Hızlı değişim gösteren ve ani gelişmeler sergileyen toplumlar birkaç süreci aynı anda yaşarlar. Sanayileşme ve modernleşmenin hızlı yaşanıldığı toplumlarda iki tip yapıdan bahsedebiliriz (Topçuoğlu, 1991; Akt. Şentürk, 2006).

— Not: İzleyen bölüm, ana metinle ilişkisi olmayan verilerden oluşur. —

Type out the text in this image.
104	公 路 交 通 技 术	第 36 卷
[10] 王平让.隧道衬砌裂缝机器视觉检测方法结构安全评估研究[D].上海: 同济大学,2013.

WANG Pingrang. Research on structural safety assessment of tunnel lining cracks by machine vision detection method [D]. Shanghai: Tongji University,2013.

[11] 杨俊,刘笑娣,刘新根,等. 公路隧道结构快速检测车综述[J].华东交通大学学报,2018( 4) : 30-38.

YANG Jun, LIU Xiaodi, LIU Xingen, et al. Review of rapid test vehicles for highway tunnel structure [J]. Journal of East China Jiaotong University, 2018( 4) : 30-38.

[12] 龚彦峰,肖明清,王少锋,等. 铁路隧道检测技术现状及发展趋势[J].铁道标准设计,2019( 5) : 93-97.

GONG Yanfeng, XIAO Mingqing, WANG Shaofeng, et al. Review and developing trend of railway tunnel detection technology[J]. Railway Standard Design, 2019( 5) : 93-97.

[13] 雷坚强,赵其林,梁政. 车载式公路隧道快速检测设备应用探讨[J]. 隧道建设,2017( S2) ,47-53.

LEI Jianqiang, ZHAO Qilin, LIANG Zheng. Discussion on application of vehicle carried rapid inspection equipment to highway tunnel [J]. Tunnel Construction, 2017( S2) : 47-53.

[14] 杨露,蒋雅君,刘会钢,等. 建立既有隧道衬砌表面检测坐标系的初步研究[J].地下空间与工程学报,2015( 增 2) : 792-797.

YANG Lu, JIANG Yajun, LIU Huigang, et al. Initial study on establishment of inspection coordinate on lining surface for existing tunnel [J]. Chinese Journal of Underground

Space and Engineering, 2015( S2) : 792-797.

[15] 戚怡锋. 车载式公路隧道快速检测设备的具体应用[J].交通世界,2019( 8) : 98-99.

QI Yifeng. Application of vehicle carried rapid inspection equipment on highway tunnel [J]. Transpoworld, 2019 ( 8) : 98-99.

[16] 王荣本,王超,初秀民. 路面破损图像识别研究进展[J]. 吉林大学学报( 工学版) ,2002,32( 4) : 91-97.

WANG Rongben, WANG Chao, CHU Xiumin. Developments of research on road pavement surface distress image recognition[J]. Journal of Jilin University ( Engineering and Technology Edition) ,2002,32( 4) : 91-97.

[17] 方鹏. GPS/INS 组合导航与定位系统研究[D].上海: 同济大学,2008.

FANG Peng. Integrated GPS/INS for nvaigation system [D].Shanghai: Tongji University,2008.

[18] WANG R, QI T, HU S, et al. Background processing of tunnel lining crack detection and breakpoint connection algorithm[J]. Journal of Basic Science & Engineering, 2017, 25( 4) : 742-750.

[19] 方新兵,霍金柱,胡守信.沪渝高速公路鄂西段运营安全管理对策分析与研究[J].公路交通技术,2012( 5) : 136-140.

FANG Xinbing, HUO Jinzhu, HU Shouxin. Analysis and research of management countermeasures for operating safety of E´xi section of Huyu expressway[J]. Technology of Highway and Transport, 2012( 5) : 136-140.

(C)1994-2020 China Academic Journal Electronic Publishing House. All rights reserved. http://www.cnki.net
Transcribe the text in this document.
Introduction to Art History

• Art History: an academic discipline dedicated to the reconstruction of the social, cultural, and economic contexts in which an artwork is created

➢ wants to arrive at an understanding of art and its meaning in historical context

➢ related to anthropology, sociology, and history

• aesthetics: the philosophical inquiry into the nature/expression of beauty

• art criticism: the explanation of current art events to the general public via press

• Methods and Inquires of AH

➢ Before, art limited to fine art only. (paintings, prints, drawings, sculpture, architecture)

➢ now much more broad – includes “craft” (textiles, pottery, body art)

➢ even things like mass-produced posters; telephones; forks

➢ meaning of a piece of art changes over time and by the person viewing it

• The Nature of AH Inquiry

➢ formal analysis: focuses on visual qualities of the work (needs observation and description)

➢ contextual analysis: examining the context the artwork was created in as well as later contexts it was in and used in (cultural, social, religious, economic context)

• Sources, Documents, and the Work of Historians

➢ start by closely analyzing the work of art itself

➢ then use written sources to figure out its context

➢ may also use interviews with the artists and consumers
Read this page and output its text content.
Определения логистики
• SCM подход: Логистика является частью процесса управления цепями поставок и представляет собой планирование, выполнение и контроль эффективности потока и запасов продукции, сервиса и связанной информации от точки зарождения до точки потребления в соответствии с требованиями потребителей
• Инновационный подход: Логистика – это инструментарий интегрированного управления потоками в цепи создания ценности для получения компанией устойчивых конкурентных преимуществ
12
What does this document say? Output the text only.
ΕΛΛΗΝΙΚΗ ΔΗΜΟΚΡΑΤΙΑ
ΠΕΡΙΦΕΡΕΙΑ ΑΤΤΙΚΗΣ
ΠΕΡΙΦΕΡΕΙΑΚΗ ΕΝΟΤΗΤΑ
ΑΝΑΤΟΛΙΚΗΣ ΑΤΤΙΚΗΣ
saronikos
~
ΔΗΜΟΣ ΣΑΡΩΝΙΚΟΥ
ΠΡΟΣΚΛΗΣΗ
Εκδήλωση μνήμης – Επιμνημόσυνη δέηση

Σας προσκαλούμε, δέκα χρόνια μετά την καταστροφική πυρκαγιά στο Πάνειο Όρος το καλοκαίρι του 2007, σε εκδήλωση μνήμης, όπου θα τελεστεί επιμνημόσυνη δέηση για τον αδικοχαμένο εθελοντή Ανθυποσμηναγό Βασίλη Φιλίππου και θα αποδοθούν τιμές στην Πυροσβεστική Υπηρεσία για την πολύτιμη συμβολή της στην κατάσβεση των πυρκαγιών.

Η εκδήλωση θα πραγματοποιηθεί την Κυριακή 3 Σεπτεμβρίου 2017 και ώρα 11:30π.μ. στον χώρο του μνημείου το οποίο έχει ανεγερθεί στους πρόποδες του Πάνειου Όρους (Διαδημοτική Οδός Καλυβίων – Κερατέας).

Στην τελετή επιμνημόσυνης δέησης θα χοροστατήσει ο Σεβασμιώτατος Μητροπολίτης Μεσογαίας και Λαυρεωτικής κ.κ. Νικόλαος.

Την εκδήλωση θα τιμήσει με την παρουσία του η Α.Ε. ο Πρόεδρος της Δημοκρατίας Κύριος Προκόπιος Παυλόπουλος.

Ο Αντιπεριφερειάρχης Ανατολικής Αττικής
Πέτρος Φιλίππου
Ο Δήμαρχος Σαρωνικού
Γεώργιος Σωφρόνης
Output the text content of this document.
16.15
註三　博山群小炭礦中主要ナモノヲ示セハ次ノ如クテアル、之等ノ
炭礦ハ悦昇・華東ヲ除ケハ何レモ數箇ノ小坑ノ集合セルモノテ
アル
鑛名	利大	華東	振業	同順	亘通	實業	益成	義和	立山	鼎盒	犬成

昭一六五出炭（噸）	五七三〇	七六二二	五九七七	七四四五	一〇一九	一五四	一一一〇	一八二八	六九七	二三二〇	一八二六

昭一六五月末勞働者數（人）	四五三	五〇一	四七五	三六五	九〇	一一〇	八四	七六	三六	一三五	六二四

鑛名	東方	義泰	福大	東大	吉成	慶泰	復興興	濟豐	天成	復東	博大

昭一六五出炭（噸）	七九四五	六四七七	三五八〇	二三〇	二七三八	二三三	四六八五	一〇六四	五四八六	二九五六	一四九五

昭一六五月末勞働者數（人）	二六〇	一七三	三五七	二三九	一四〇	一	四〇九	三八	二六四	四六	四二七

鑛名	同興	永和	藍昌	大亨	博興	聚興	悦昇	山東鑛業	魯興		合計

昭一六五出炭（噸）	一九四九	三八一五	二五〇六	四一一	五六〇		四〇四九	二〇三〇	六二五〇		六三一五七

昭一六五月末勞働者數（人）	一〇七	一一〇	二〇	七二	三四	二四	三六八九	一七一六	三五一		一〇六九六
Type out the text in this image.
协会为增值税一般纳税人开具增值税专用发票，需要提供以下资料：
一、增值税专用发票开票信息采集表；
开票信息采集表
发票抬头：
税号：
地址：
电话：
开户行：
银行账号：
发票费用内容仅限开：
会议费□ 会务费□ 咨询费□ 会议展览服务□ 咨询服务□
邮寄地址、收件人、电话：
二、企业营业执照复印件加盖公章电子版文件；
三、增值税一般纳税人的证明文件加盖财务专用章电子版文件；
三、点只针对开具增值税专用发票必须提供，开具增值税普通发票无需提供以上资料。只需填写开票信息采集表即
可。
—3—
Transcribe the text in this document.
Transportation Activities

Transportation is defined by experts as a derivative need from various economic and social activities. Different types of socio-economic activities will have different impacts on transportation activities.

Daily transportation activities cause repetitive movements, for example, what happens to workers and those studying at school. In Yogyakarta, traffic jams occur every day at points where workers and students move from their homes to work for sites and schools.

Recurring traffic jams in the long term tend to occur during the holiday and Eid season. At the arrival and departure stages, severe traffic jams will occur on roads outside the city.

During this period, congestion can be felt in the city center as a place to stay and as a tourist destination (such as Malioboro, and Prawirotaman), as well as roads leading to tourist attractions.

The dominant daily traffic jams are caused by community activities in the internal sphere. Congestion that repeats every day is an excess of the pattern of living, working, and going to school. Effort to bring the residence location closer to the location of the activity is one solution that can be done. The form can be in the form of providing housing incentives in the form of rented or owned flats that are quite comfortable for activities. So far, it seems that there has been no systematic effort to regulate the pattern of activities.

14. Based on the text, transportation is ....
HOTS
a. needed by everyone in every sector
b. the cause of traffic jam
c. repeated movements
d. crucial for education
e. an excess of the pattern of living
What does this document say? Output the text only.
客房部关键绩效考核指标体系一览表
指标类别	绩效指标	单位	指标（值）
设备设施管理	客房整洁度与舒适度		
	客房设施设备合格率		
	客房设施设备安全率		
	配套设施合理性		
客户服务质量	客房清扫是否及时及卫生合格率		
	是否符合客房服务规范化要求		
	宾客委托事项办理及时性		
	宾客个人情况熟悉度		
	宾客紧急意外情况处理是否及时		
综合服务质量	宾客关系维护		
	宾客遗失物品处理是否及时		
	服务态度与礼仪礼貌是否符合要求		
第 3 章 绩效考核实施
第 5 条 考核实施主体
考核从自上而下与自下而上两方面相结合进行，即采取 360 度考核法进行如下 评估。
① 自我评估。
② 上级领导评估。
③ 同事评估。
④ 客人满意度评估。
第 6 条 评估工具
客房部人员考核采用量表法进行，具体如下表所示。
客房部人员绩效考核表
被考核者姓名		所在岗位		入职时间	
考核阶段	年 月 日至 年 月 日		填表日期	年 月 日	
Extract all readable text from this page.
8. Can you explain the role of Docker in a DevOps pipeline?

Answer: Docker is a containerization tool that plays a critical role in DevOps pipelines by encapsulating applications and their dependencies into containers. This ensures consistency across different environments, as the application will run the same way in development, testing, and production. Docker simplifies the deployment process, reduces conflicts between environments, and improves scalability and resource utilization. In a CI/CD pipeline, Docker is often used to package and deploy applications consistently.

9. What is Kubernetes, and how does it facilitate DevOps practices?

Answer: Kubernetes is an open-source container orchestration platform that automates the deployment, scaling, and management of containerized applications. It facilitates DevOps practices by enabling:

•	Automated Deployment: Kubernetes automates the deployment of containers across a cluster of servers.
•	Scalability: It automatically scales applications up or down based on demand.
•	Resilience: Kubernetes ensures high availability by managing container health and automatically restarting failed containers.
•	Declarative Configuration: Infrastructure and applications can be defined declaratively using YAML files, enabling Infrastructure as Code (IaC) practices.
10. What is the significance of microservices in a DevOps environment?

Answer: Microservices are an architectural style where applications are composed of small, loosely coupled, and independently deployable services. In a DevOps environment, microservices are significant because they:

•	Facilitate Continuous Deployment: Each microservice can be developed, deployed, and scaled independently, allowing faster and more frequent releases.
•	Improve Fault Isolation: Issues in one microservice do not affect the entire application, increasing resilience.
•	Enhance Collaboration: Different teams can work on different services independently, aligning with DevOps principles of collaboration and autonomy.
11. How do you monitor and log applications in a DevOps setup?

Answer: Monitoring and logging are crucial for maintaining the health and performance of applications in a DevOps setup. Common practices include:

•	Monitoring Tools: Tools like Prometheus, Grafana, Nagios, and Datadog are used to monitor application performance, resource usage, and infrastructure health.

Geçiş ailesi tipinde iki tip yapı şu şekilde göze çarpmaktadır: birinci yapı yaşanan hızlı değişim ve gelişmelere ayak uydurabilirken; ikinci yapı ise, yaşanan değişim ve gelişmelere uyum sağlamakta güçlüklerle karşılaşarak gelişmelere ayak uyduramamaktadır. İşte bu durumda birinci yapıyı bünyesinde yaşayan toplumun bir kesimi, geçiş ailesi tipinin değişimlerine ayak uydurarak geçiş ailesi tipinin özelliklerini bünyesinde barındırarak hayatını sürdürür. İkinci yapıyı bünyesinde barındıran toplumun bir kısmı ise, yaşantılarını geleneksel olarak kırsalda devam ettirirler.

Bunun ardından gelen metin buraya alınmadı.